Ilustrasi Miras (JIBI)
28 Februari 2019 12:20 WIB Uli Febriarni Jogja Share :

Harianjogja.com, JOGJA--Sebanyak 10 orang anak muda yang sedang nongkrong di sebuah warung makan yang populer disebut burjo, diciduk aparat Polresta Jogja dan Polsek Gondokusuman, Selasa (26/2/2019) dini hari.

Kasubag Humas Polresta Jogja, Iptu Sartono mengungkapkan di warung burjo yang berada di sebelah timur sebuah pusat perbelanjaan di Jalan Prof. Herman Yohanes itu, kesepuluh pemuda itu diketahui membawa dan menenggak miras. Mereka merupakan warga Kota Jogja dan Kabupaten Sleman. "Satu di antaranya, warga Sleman juga, masih berstatus pelajar, berusia 16 tahun, warga Sinduadi, Kabupaten Sleman," kata dia, Rabu (27/2/2019).

Saat didatangi, petugas menemukan barang bukti antara lain dua botol kosong anggur merah cap orang tua dan satu botol anggur merah cap orang tua yang isinya tinggal sisa seperempat botol.

"Selanjutnya mereka dibawa ke Polsek Gondokusuman. Barang bukti botol minuman beralkohol tersebut, sisa minum yang sudah diminum oleh dua orang diantara mereka, yaitu Catur dan Hendra," ucap Sartono.

Dari hasil temuan dan keterangan tersebut, maka keduanya terbukti sebagai pelaku pelanggaran tindak pidana ringan lantaran membawa dan meminum miras. "Dari keterangan Catur, miras dibeli dari penjual miras di Iromejan, Klitren, Gondokusuman, bernama Ivan Heri Nugroho," kata dia.

Selanjutnya, aparat Polsek Gondokusuman menuju ke lokasi penjualan miras, menggeledah ruang usaha dan menemukan dua botol besar bir merk Bali Hai, tiga botol kecil bir hitam merk Panther.

Kapolsek Gondokusuman, Kompol Bonifasius Slamet menduga penjual miras merupakan pemain lama.
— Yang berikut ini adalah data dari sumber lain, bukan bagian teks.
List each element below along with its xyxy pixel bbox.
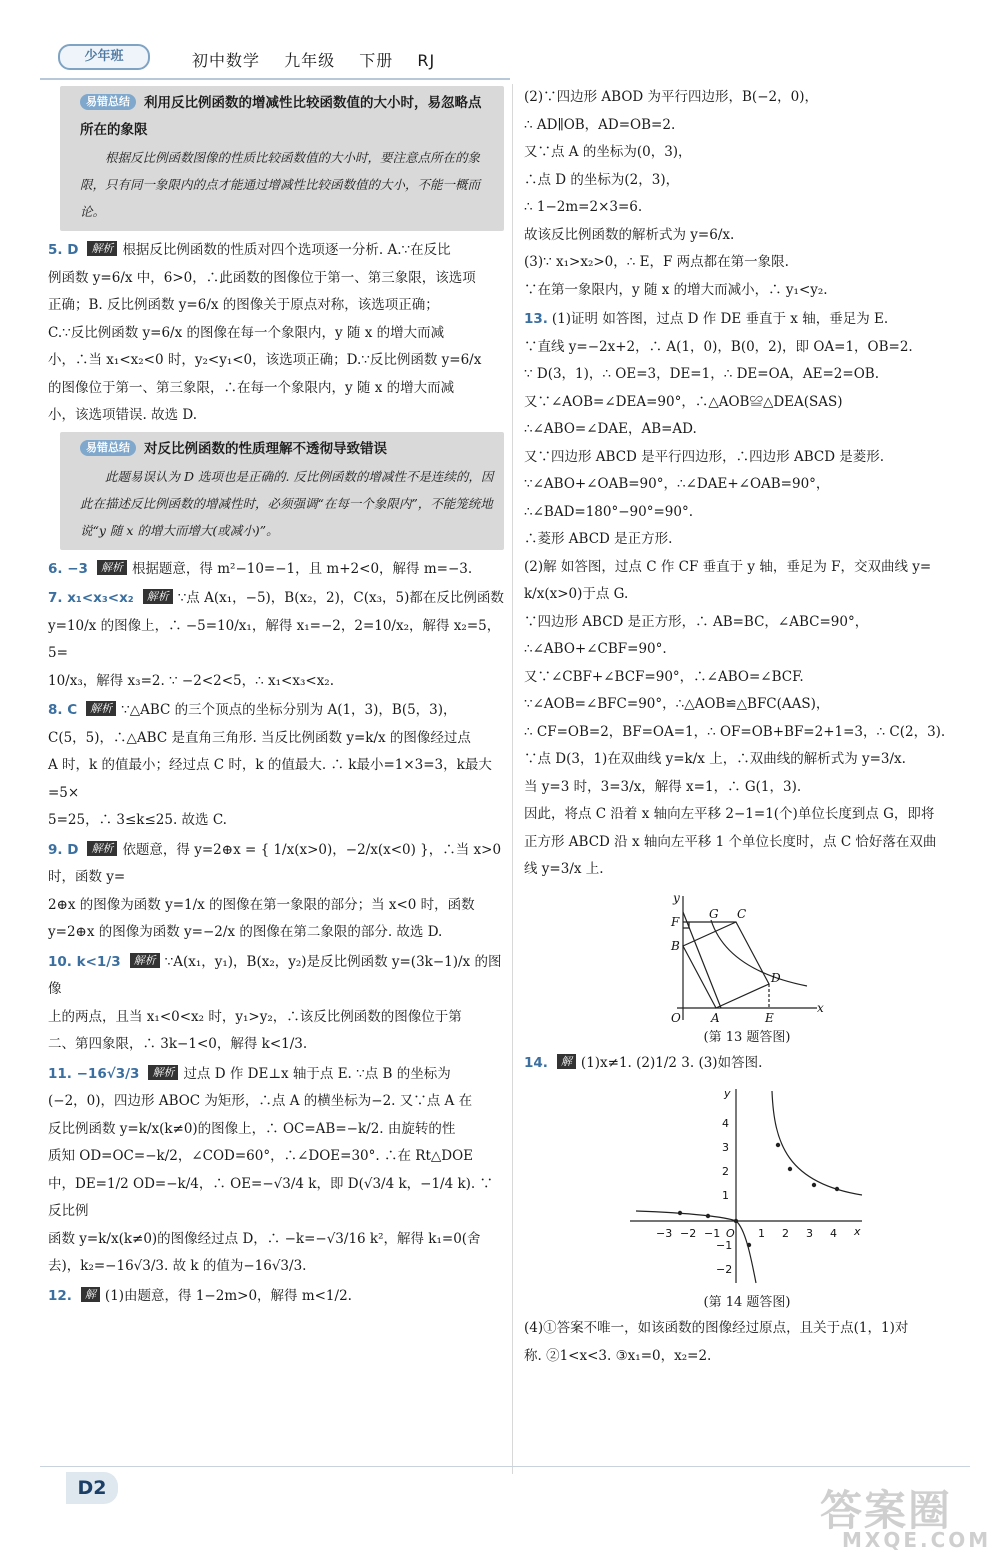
x-tick-label: 2 <box>782 1227 789 1240</box>
answer-number: 14. <box>524 1054 548 1071</box>
right-column <box>524 84 970 1372</box>
tip-heading: 利用反比例函数的增减性比较函数值的大小时，易忽略点所在的象限 <box>80 95 482 138</box>
fig13-label-A: A <box>711 1010 720 1025</box>
plot-point <box>788 1167 792 1171</box>
y-tick-label: 1 <box>722 1189 729 1202</box>
fig13-label-x: x <box>817 1000 824 1015</box>
tip-tag: 易错总结 <box>80 94 136 110</box>
answer-number: 11. −16√3/3 <box>48 1065 140 1082</box>
y-tick-label: 4 <box>722 1117 729 1130</box>
figure-13-diagram <box>667 890 827 1026</box>
answer-number: 9. D <box>48 841 79 858</box>
plot-point <box>734 1219 738 1223</box>
volume: 下册 <box>359 51 394 70</box>
x-tick-label: 3 <box>806 1227 813 1240</box>
solution-tag: 解 <box>81 1287 100 1302</box>
y-axis-label: y <box>724 1087 731 1100</box>
question-9: 9. D 解析 依题意，得 y=2⊕x = { 1/x(x>0)，−2/x(x<0) }，∴当 x>0 时，函数 y= 2⊕x 的图像为函数 y=1/x 的图像在第一象限的部分；当 x<0 时，函数 y=2⊕x 的图像为函数 y=−2/x 的图像在第二象限的部分. 故选 D. <box>48 841 502 940</box>
watermark-logo: 答案圈 <box>820 1486 953 1535</box>
plot-point <box>678 1211 682 1215</box>
origin-label: O <box>726 1227 735 1240</box>
plot-point <box>747 1243 751 1247</box>
tip-body: 根据反比例函数图像的性质比较函数值的大小时，要注意点所在的象限，只有同一象限内的点才能通过增减性比较函数值的大小，不能一概而论。 <box>80 150 481 219</box>
left-column <box>48 84 504 1312</box>
plot-point <box>835 1187 839 1191</box>
analysis-tag: 解析 <box>87 241 117 256</box>
answer-number: 6. −3 <box>48 560 88 577</box>
x-tick-label: −2 <box>680 1227 697 1240</box>
series-logo: 少年班 <box>58 44 150 70</box>
fig13-label-D: D <box>771 970 781 985</box>
x-tick-label: −1 <box>704 1227 721 1240</box>
question-14-part-4: (4)①答案不唯一，如该函数的图像经过原点，且关于点(1，1)对 称. ②1<x<3. ③x₁=0，x₂=2. <box>524 1320 909 1364</box>
analysis-tag: 解析 <box>97 560 127 575</box>
fig13-label-y: y <box>673 890 680 905</box>
plot-point <box>706 1214 710 1218</box>
y-tick-label: 3 <box>722 1141 729 1154</box>
fig13-label-G: G <box>709 906 719 921</box>
fig13-label-F: F <box>671 914 680 929</box>
square-ABCD <box>683 922 769 1008</box>
figure-14-graph <box>622 1083 872 1291</box>
watermark-url: MXQE.COM <box>842 1528 992 1552</box>
y-tick-label: 2 <box>722 1165 729 1178</box>
tip-body: 此题易误认为 D 选项也是正确的. 反比例函数的增减性不是连续的，因此在描述反比例函数的增减性时，必须强调“在每一个象限内”，不能笼统地说“y 随 x 的增大而增大(或减小)”。 <box>80 468 494 538</box>
edition: RJ <box>417 51 436 70</box>
plot-point <box>776 1143 780 1147</box>
answer-number: 10. k<1/3 <box>48 953 121 970</box>
x-axis-label: x <box>854 1225 861 1238</box>
analysis-tag: 解析 <box>86 701 116 716</box>
error-summary-box <box>60 432 504 550</box>
question-8: 8. C 解析 ∵△ABC 的三个顶点的坐标分别为 A(1，3)，B(5，3)， C(5，5)，∴△ABC 是直角三角形. 当反比例函数 y=k/x 的图像经过点 A 时，k 的值最小；经过点 C 时，k 的值最大. ∴ k最小=1×3=3，k最大=5× 5=25，∴ 3≤k≤25. 故选 C. <box>48 702 492 828</box>
tip-heading: 对反比例函数的性质理解不透彻导致错误 <box>144 440 387 457</box>
plot-point <box>812 1183 816 1187</box>
error-summary-box <box>60 86 504 231</box>
tip-tag: 易错总结 <box>80 440 136 456</box>
question-12: 12. 解 (1)由题意，得 1−2m>0，解得 m<1/2. <box>48 1287 352 1304</box>
page-header <box>0 0 1000 80</box>
question-10: 10. k<1/3 解析 ∵A(x₁，y₁)，B(x₂，y₂)是反比例函数 y=(3k−1)/x 的图像 上的两点，且当 x₁<0<x₂ 时，y₁>y₂，∴该反比例函数的图像位于第 二、第四象限，∴ 3k−1<0，解得 k<1/3. <box>48 953 502 1052</box>
y-tick-label: −1 <box>716 1239 733 1252</box>
subject: 初中数学 <box>192 51 261 70</box>
footer-rule <box>40 1466 970 1467</box>
book-info <box>192 48 453 71</box>
figure-14-caption: (第 14 题答图) <box>703 1295 791 1310</box>
answer-number: 5. D <box>48 242 79 258</box>
y-tick-label: −2 <box>716 1263 733 1276</box>
fig13-label-E: E <box>765 1010 774 1025</box>
page-number: D2 <box>66 1472 118 1504</box>
solution-tag: 解 <box>557 1054 576 1069</box>
answer-number: 8. C <box>48 702 78 718</box>
header-rule <box>40 78 510 80</box>
question-11: 11. −16√3/3 解析 过点 D 作 DE⊥x 轴于点 E. ∵点 B 的坐标为 (−2，0)，四边形 ABOC 为矩形，∴点 A 的横坐标为−2. 又∵点 A 在 反比例函数 y=k/x(k≠0)的图像上，∴ OC=AB=−k/2. 由旋转的性 质知 OD=OC=−k/2，∠COD=60°，∴∠DOE=30°. ∴在 Rt△DOE 中，DE=1/2 OD=−k/4，∴ OE=−√3/4 k，即 D(√3/4 k，−1/4 k). ∵反比例 函数 y=k/x(k≠0)的图像经过点 D，∴ −k=−√3/16 k²，解得 k₁=0(舍 去)，k₂=−16√3/3. 故 k 的值为−16√3/3. <box>48 1065 494 1274</box>
x-tick-label: 4 <box>830 1227 837 1240</box>
analysis-tag: 解析 <box>87 841 117 856</box>
hyperbola-y3x <box>711 920 807 986</box>
curve-right-branch <box>772 1091 862 1195</box>
question-14: 14. 解 (1)x≠1. (2)1/2 3. (3)如答图. <box>524 1054 763 1071</box>
grade: 九年级 <box>284 51 336 70</box>
analysis-tag: 解析 <box>148 1065 178 1080</box>
question-6: 6. −3 解析 根据题意，得 m²−10=−1，且 m+2<0，解得 m=−3. <box>48 560 473 577</box>
x-tick-label: 1 <box>758 1227 765 1240</box>
analysis-tag: 解析 <box>130 953 160 968</box>
question-5: 5. D 解析 根据反比例函数的性质对四个选项逐一分析. A.∵在反比 例函数 y=6/x 中，6>0，∴此函数的图像位于第一、第三象限，该选项 正确；B. 反比例函数 y=6/x 的图像关于原点对称，该选项正确； C.∵反比例函数 y=6/x 的图像在每一个象限内，y 随 x 的增大而减 小，∴当 x₁<x₂<0 时，y₂<y₁<0，该选项正确；D.∵反比例函数 y=6/x 的图像位于第一、第三象限，∴在每一个象限内，y 随 x 的增大而减 小，该选项错误. 故选 D. <box>48 242 482 423</box>
figure-13-caption: (第 13 题答图) <box>703 1029 791 1045</box>
answer-number: 7. x₁<x₃<x₂ <box>48 590 134 606</box>
answer-number: 12. <box>48 1287 72 1304</box>
answer-number: 13. <box>524 311 548 327</box>
fig13-label-C: C <box>737 906 747 921</box>
question-12-continued: (2)∵四边形 ABOD 为平行四边形，B(−2，0)， ∴ AD∥OB，AD=OB=2. 又∵点 A 的坐标为(0，3)， ∴点 D 的坐标为(2，3)， ∴ 1−2m=2×3=6. 故该反比例函数的解析式为 y=6/x. (3)∵ x₁>x₂>0，∴ E，F 两点都在第一象限. ∵在第一象限内，y 随 x 的增大而减小，∴ y₁<y₂. <box>524 89 828 298</box>
question-7: 7. x₁<x₃<x₂ 解析 ∵点 A(x₁，−5)，B(x₂，2)，C(x₃，5)都在反比例函数 y=10/x 的图像上，∴ −5=10/x₁，解得 x₁=−2，2=10/x₂，解得 x₂=5，5= 10/x₃，解得 x₃=2. ∵ −2<2<5，∴ x₁<x₃<x₂. <box>48 590 504 689</box>
column-divider <box>512 84 513 1474</box>
fig13-label-O: O <box>671 1010 681 1025</box>
question-13: 13. (1)证明 如答图，过点 D 作 DE 垂直于 x 轴，垂足为 E. ∵直线 y=−2x+2，∴ A(1，0)，B(0，2)，即 OA=1，OB=2. ∵ D(3，1)，∴ OE=3，DE=1，∴ DE=OA，AE=2=OB. 又∵∠AOB=∠DEA=90°，∴△AOB≌△DEA(SAS) ∴∠ABO=∠DAE，AB=AD. 又∵四边形 ABCD 是平行四边形，∴四边形 ABCD 是菱形. ∵∠ABO+∠OAB=90°，∴∠DAE+∠OAB=90°， ∴∠BAD=180°−90°=90°. ∴菱形 ABCD 是正方形. (2)解 如答图，过点 C 作 CF 垂直于 y 轴，垂足为 F，交双曲线 y= k/x(x>0)于点 G. ∵四边形 ABCD 是正方形，∴ AB=BC，∠ABC=90°， ∴∠ABO+∠CBF=90°. 又∵∠CBF+∠BCF=90°，∴∠ABO=∠BCF. ∵∠AOB=∠BFC=90°，∴△AOB≌△BFC(AAS)， ∴ CF=OB=2，BF=OA=1，∴ OF=OB+BF=2+1=3，∴ C(2，3). ∵点 D(3，1)在双曲线 y=k/x 上，∴双曲线的解析式为 y=3/x. 当 y=3 时，3=3/x，解得 x=1，∴ G(1，3). 因此，将点 C 沿着 x 轴向左平移 2−1=1(个)单位长度到点 G，即将 正方形 ABCD 沿 x 轴向左平移 1 个单位长度时，点 C 恰好落在双曲 线 y=3/x 上. <box>524 311 946 877</box>
analysis-tag: 解析 <box>143 589 173 604</box>
x-tick-label: −3 <box>656 1227 673 1240</box>
fig13-label-B: B <box>671 938 680 953</box>
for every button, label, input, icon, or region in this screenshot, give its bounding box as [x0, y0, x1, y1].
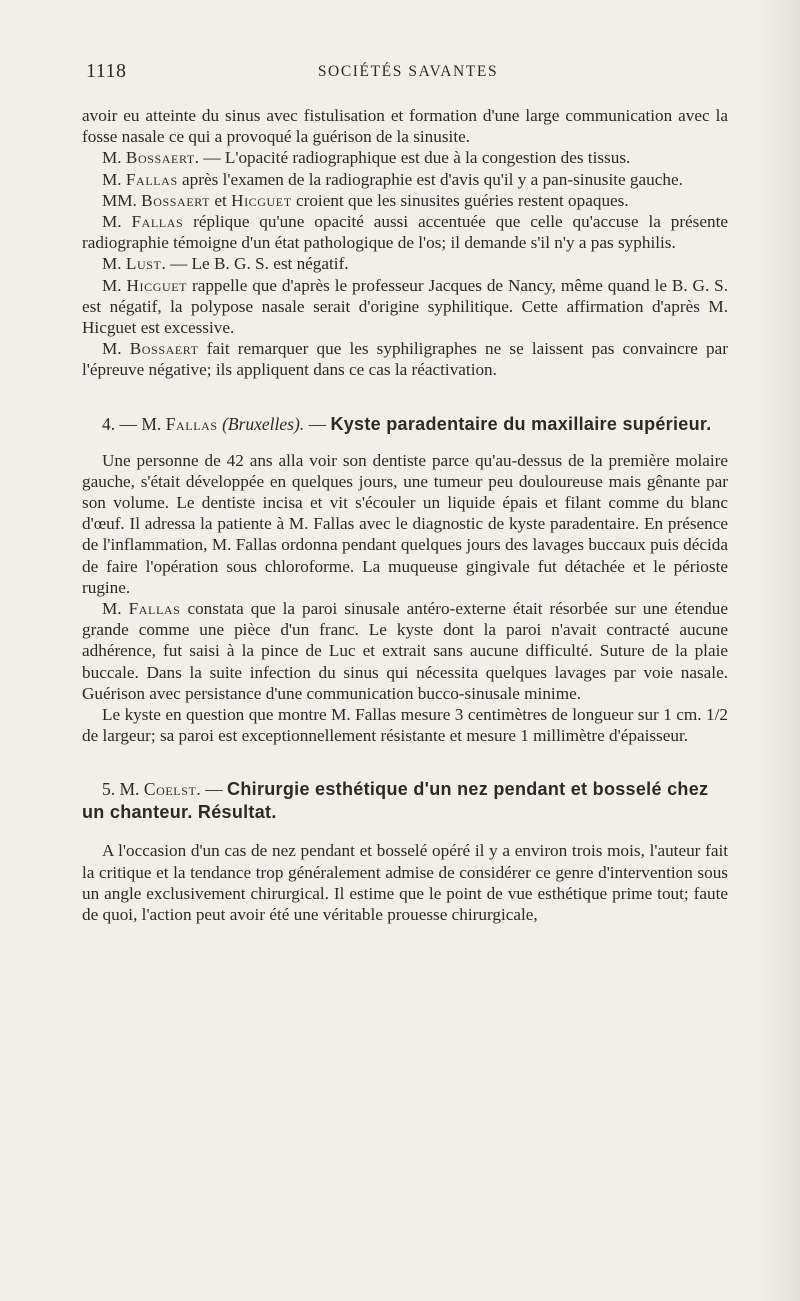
page-header: [86, 60, 730, 88]
speaker-name: Hicguet: [126, 275, 188, 295]
paragraph: M. Fallas réplique qu'une opacité aussi accentuée que celle qu'accuse la présente radiographie témoigne d'un état pathologique de l'os; il demande s'il n'y a pas syphilis.: [82, 212, 728, 253]
paragraph: M. Bossaert. — L'opacité radiographique est due à la congestion des tissus.: [102, 148, 631, 168]
body-text: [82, 105, 728, 925]
paragraph: Une personne de 42 ans alla voir son dentiste parce qu'au-dessus de la première molaire gauche, s'était développée en quelques jours, une tumeur peu douloureuse mais gênante par son volume. Le dentiste incisa et vit s'écouler un liquide épais et filant comme du blanc d'œuf. Il adressa la patiente à M. Fallas avec le diagnostic de kyste paradentaire. En présence de l'inflammation, M. Fallas ordonna pendant quelques jours des lavages buccaux puis décida de faire l'opération sous chloroforme. La muqueuse gingivale fut détachée et le périoste rugine.: [82, 450, 728, 597]
page-number: 1118: [86, 60, 127, 82]
paragraph: M. Fallas constata que la paroi sinusale antéro-externe était résorbée sur une étendue grande comme une pièce d'un franc. Le kyste dont la paroi n'avait contracté aucune adhérence, fut saisi à la pince de Luc et extrait sans aucune difficulté. Suture de la plaie buccale. Dans la suite infection du sinus qui nécessita quelques lavages par voie nasale. Guérison avec persistance d'une communication bucco-sinusale minime.: [82, 599, 728, 703]
speaker-name: Bossaert: [141, 190, 211, 210]
paragraph: avoir eu atteinte du sinus avec fistulisation et formation d'une large communication avec la fosse nasale ce qui a provoqué la guérison de la sinusite.: [82, 106, 728, 147]
speaker-name: Fallas: [128, 599, 181, 619]
paragraph: MM. Bossaert et Hicguet croient que les sinusites guéries restent opaques.: [102, 190, 629, 210]
speaker-name: Bossaert: [125, 148, 195, 168]
paragraph: M. Fallas après l'examen de la radiographie est d'avis qu'il y a pan-sinusite gauche.: [102, 169, 683, 189]
speaker-name: Bossaert: [129, 339, 199, 359]
page-edge-shadow: [760, 0, 800, 1301]
paragraph: M. Bossaert fait remarquer que les syphiligraphes ne se laissent pas convaincre par l'épreuve négative; ils appliquent dans ce cas la réactivation.: [82, 339, 728, 380]
section-title: Kyste paradentaire du maxillaire supérieur.: [330, 413, 712, 434]
speaker-name: Fallas: [131, 212, 184, 232]
speaker-name: Hicguet: [231, 190, 292, 210]
author-name: Coelst: [143, 779, 197, 800]
spacer: [82, 824, 728, 840]
section-heading-4: 4. — M. Fallas (Bruxelles). — Kyste paradentaire du maxillaire supérieur.: [102, 413, 712, 434]
speaker-name: Fallas: [125, 169, 178, 189]
author-city: (Bruxelles).: [222, 413, 305, 434]
section-title: Chirurgie esthétique d'un nez pendant et bosselé chez un chanteur. Résultat.: [82, 779, 709, 823]
speaker-name: Lust: [125, 254, 162, 274]
paragraph: M. Lust. — Le B. G. S. est négatif.: [102, 254, 349, 274]
section-heading-5: 5. M. Coelst. — Chirurgie esthétique d'un nez pendant et bosselé chez un chanteur. Résultat.: [82, 779, 709, 823]
spacer: [82, 436, 728, 450]
paragraph: M. Hicguet rappelle que d'après le professeur Jacques de Nancy, même quand le B. G. S. est négatif, la polypose nasale serait d'origine syphilitique. Cette affirmation d'après M. Hicguet est excessive.: [82, 275, 729, 338]
author-name: Fallas: [165, 413, 218, 434]
running-title: SOCIÉTÉS SAVANTES: [317, 63, 499, 80]
paragraph: Le kyste en question que montre M. Fallas mesure 3 centimètres de longueur sur 1 cm. 1/2 de largeur; sa paroi est exceptionnellement résistante et mesure 1 millimètre d'épaisseur.: [82, 705, 728, 746]
paragraph: A l'occasion d'un cas de nez pendant et bosselé opéré il y a environ trois mois, l'auteur fait la critique et la tendance trop généralement admise de considérer ce genre d'intervention sous un angle exclusivement chirurgical. Il estime que le point de vue esthétique prime tout; faute de quoi, l'action peut avoir été une véritable prouesse chirurgicale,: [82, 841, 728, 925]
Dia mengatakan setiap ada info dari masyarakat yang masuk belakamgan ini, tindak lanjut dari aparat selalu membuahkan hasil. Ungkap miras bukan hanya berdasarkan laporan warga, melainkan juga lewat patroli.

"Saat menemukan orang mabuk, kami amankan untuk diinterogasi dan mengarah pada penjual. Kemudian kami adakan operasi dan ada hasilnya," ucap dia.